Damn it. She was right. His hard-on was his own damn fault, but his jaw locked on the words of apology he knew he needed to say.
She made a dismissive motion with her hand and spun away from him, setting off for the compound at a trot. He followed her the whole way back, letting her set the pace because of her fatigue, but anger must have given her strength because he had to jog to keep up with her.
When they arrived at the compound, he reached out and grabbed her shoulder.
She went stiff. “What?”
He wasn’t angry with her. He was sexually frustrated, and it wasn’t her fault except that she was the object of his lust, and he could hardly blame her for that. She didn’t do anything on purpose to seduce his senses.
She didn’t have to.
“I’m sorry.” He could count on one hand the number of times he’d said those words in his life. The last one he could remember had been as he stood over his mother’s grave.
Her shoulders slumped. “It’s no big deal.”
He turned her around to face him and got a sucker punch to his gut at the sight of shimmering green eyes.
“It’s not your fault you set me off like a Roman candle.”
“I…what?”
“Never mind. Just try to forget about what happened back there.”
She nodded, about to turn away again when he remembered something.
“It’s not because I don’t like you. I like you too much, and it’s not your fault,” he repeated.
“I—”
“Come on, show me where this footlocker is kept.”

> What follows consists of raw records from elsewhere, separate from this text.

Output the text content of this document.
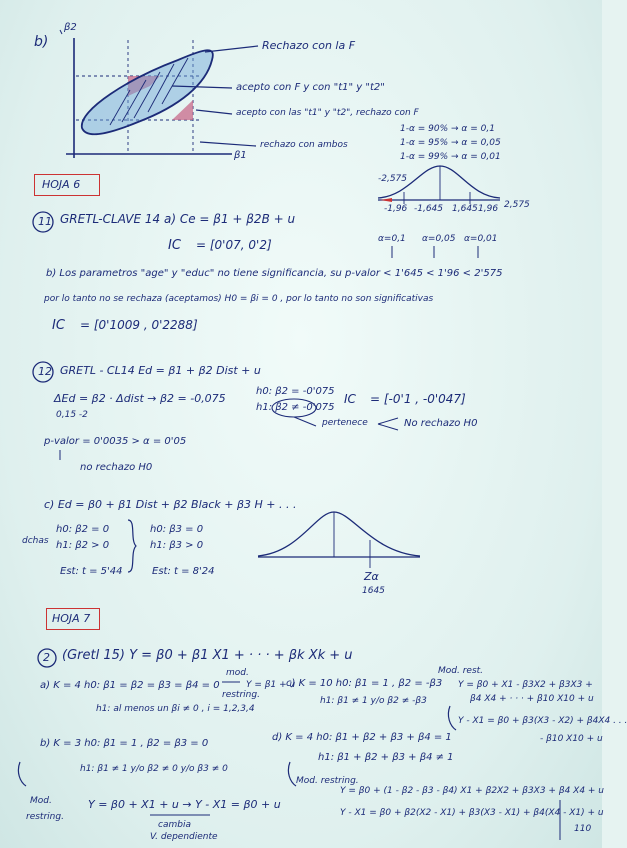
b)
β2
β1
Rechazo con la F
acepto con F y con "t1" y "t2"
acepto con las "t1" y "t2", rechazo con F
rechazo con ambos
1-α = 90% → α = 0,1
1-α = 95% → α = 0,05
1-α = 99% → α = 0,01
-2,575
-1,96 -1,645 1,645 1,96 2,575
α=0,1 α=0,05 α=0,01
HOJA 6
11 GRETL-CLAVE 14 a) Ce = β1 + β2B + u
IC = [0'07, 0'2]
b) Los parametros "age" y "educ" no tiene significancia, su p-valor < 1'645 < 1'96 < 2'575
por lo tanto no se rechaza (aceptamos) H0 = βi = 0 , por lo tanto no son significativas
IC = [0'1009 , 0'2288]
12 GRETL - CL14 Ed = β1 + β2 Dist + u
ΔEd = β2 · Δdist → β2 = -0,075
0,15 -2
h0: β2 = -0'075
h1: β2 ≠ -0'075
IC = [-0'1 , -0'047]
pertenece	No rechazo H0
p-valor = 0'0035 > α = 0'05
no rechazo H0
c) Ed = β0 + β1 Dist + β2 Black + β3 H + . . .
dchas
h0: β2 = 0
h1: β2 > 0
h0: β3 = 0
h1: β3 > 0
Est: t = 5'44	Est: t = 8'24	Zα
1645
HOJA 7
2 (Gretl 15) Y = β0 + β1 X1 + · · · + βk Xk + u
a) K = 4 h0: β1 = β2 = β3 = β4 = 0
mod.
restring.
Y = β1 + u
h1: al menos un βi ≠ 0 , i = 1,2,3,4
c) K = 10 h0: β1 = 1 , β2 = -β3
h1: β1 ≠ 1 y/o β2 ≠ -β3
Mod. rest.
Y = β0 + X1 - β3X2 + β3X3 +
β4 X4 + · · · + β10 X10 + u
Y - X1 = β0 + β3(X3 - X2) + β4X4 . . .
- β10 X10 + u
b) K = 3 h0: β1 = 1 , β2 = β3 = 0
h1: β1 ≠ 1 y/o β2 ≠ 0 y/o β3 ≠ 0
Mod.
restring.
Y = β0 + X1 + u → Y - X1 = β0 + u
cambia
V. dependiente
d) K = 4 h0: β1 + β2 + β3 + β4 = 1
h1: β1 + β2 + β3 + β4 ≠ 1
Mod. restring.
Y = β0 + (1 - β2 - β3 - β4) X1 + β2X2 + β3X3 + β4 X4 + u
Y - X1 = β0 + β2(X2 - X1) + β3(X3 - X1) + β4(X4 - X1) + u
110
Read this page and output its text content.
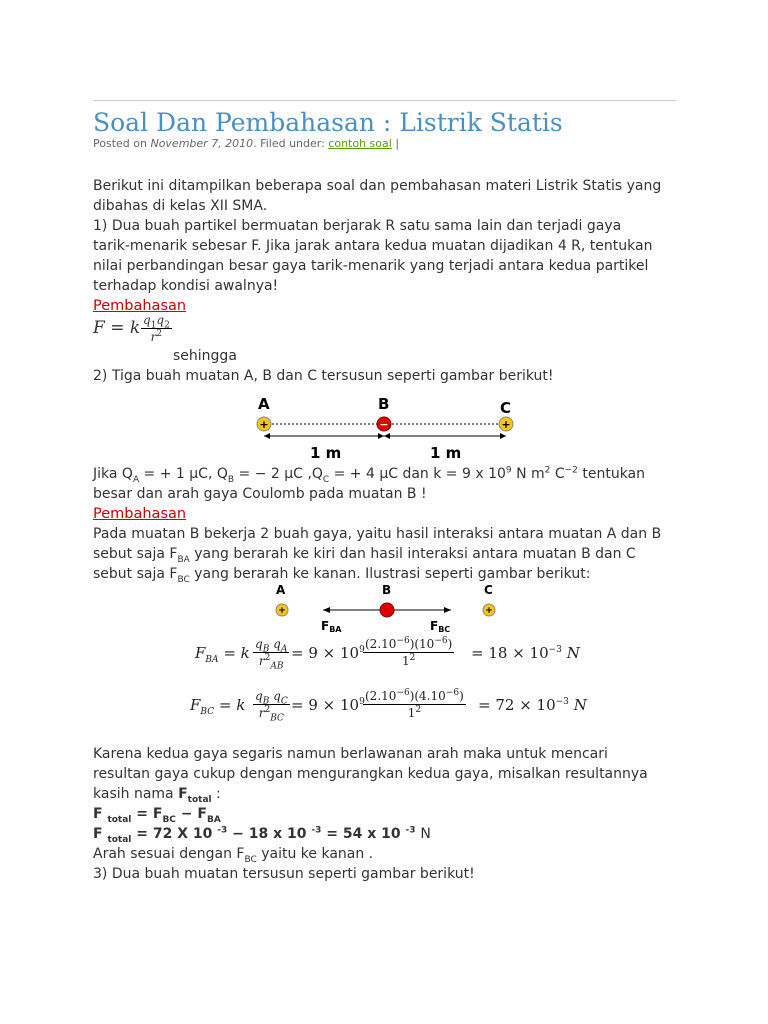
Soal Dan Pembahasan : Listrik Statis
Posted on November 7, 2010. Filed under: contoh soal |
Berikut ini ditampilkan beberapa soal dan pembahasan materi Listrik Statis yang
dibahas di kelas XII SMA.
1) Dua buah partikel bermuatan berjarak R satu sama lain dan terjadi gaya
tarik-menarik sebesar F. Jika jarak antara kedua muatan dijadikan 4 R, tentukan
nilai perbandingan besar gaya tarik-menarik yang terjadi antara kedua partikel
terhadap kondisi awalnya!
Pembahasan
F = k $\frac{q_1q_2}{r^2}$
sehingga
2) Tiga buah muatan A, B dan C tersusun seperti gambar berikut!
A	B	C
+	−	+
1 m	1 m
Jika $Q_A$ = + 1 μC, $Q_B$ = − 2 μC $,Q_C$ = + 4 μC dan k = 9 x $10^9$ N $m^2$ $C^{-2}$ tentukan
besar dan arah gaya Coulomb pada muatan B !
Pembahasan
Pada muatan B bekerja 2 buah gaya, yaitu hasil interaksi antara muatan A dan B
sebut saja $F_{BA}$ yang berarah ke kiri dan hasil interaksi antara muatan B dan C
sebut saja $F_{BC}$ yang berarah ke kanan. Ilustrasi seperti gambar berikut:
A	B	C
+	+
FBA	FBC
$F_{BA} = k \frac{q_B q_A}{r^2_{AB}} = 9 \times 10^9$
$\frac{(2.10^{-6})(10^{-6})}{1^2} = 18 \times 10^{-3}$ N
$F_{BC} = k \frac{q_B q_C}{r^2_{BC}} = 9 \times 10^9$
$\frac{(2.10^{-6})(4.10^{-6})}{1^2} = 72 \times 10^{-3}$ N
Karena kedua gaya segaris namun berlawanan arah maka untuk mencari
resultan gaya cukup dengan mengurangkan kedua gaya, misalkan resultannya
kasih nama $F_{total}$ :
F $_{total} = F_{BC} - F_{BA}$
F $_{total}$ = 72 X 10 $^{-3}$ − 18 x 10 $^{-3}$ = 54 x 10 $^{-3}$ N
Arah sesuai dengan $F_{BC}$ yaitu ke kanan .
3) Dua buah muatan tersusun seperti gambar berikut!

She let him direct her toward the burned building and then picked her way through the debris to an area on the far right. He didn’t know what had been there, but judging from what was left of the building, he guessed it was Tyler’s secret bedroom. She bent down and grabbed what looked like it might have been a metal plate and started digging the ashes out of an area. He looked around for something to help her with and found a helmet.
With both of them working, it didn’t take very long to dig down to where the floor had been. Under it was a rectangular sheet of composite, the lightweight but extremely sturdy stuff airplane floors were made out of. He’d used it himself in both Wolf’s and his homes’ designs.

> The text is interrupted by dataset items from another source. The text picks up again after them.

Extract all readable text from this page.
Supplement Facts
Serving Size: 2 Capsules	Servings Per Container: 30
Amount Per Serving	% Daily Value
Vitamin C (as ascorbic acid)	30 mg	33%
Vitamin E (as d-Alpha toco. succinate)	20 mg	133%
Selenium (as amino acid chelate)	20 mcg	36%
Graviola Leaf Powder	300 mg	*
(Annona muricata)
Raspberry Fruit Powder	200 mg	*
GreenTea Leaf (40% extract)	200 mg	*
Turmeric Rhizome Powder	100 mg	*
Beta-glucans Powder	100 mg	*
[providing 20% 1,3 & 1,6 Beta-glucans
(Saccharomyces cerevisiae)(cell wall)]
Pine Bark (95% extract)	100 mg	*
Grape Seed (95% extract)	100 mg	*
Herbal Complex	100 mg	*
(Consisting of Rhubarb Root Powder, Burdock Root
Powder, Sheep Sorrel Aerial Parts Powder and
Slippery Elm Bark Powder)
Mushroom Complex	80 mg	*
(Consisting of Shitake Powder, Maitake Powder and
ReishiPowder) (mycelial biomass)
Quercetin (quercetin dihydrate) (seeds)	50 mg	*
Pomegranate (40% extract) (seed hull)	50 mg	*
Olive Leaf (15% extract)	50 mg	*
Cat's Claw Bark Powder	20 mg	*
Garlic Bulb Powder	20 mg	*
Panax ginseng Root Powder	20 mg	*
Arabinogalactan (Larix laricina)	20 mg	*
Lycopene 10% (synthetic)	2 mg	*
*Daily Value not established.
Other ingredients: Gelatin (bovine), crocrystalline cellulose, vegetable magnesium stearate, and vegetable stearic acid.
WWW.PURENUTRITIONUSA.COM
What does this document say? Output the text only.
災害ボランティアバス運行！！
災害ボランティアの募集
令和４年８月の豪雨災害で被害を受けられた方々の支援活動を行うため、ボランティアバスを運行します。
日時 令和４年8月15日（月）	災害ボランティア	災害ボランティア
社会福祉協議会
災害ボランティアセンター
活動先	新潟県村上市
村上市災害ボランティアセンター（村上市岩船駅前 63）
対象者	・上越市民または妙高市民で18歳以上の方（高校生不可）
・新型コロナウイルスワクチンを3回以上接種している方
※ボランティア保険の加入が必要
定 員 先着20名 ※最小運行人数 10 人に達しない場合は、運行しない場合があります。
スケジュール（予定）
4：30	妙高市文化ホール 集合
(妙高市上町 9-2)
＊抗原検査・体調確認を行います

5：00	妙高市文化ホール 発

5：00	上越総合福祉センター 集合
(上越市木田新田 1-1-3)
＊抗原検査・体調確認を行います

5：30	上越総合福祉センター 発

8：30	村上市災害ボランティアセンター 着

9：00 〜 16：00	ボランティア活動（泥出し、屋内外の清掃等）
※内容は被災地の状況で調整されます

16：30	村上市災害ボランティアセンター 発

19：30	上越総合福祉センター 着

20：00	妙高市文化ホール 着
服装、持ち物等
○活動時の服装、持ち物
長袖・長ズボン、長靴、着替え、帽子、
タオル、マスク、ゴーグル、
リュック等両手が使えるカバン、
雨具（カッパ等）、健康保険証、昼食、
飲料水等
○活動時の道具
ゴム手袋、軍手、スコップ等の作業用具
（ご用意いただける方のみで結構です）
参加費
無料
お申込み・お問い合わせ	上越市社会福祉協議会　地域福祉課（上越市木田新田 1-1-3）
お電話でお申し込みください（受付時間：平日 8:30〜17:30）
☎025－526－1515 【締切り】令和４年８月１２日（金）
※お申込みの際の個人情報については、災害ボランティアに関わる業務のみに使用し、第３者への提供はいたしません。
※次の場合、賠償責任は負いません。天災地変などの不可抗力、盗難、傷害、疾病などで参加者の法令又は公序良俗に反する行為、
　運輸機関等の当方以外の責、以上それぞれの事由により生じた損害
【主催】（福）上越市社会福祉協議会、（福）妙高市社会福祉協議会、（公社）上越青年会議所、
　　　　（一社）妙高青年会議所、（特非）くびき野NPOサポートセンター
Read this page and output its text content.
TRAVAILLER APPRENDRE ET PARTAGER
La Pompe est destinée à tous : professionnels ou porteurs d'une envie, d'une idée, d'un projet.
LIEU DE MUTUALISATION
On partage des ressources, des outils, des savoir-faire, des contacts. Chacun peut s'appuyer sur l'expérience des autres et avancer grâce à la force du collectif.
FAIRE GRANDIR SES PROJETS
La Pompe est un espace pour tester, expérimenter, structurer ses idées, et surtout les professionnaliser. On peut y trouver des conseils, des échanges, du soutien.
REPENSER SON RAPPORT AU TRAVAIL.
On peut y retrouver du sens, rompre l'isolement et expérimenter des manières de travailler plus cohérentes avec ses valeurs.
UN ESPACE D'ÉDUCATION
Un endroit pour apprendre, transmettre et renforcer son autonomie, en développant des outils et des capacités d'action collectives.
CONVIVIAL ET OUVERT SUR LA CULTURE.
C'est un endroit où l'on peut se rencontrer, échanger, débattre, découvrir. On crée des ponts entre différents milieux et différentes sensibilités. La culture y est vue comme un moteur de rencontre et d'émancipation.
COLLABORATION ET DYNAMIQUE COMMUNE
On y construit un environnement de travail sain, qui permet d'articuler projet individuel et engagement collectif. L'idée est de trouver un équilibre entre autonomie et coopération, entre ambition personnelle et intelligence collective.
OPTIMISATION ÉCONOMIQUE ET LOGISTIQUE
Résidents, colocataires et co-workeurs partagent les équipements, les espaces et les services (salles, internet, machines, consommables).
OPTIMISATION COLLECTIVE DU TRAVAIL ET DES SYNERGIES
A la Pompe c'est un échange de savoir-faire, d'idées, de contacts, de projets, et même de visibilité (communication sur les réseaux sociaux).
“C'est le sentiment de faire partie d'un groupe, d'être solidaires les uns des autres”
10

The composite had two handles, and as she lifted it, he realized it was a door to an underground room.
A cement stairway led downward in the dark. Josie stepped on the first tread, but he grabbed her before she could take another step.
“You don’t have a flashlight,” Daniel said to her. “Wait and I’ll get one from the SUV.”
“Don’t worry about it. There’s a light at the bottom of the stairs. Dad’s safety room has everything.”
Everything turned out to be a supply of weapons sufficient to equip a small force, lights, food, a bed, two chairs, small table and the infamous footlocker.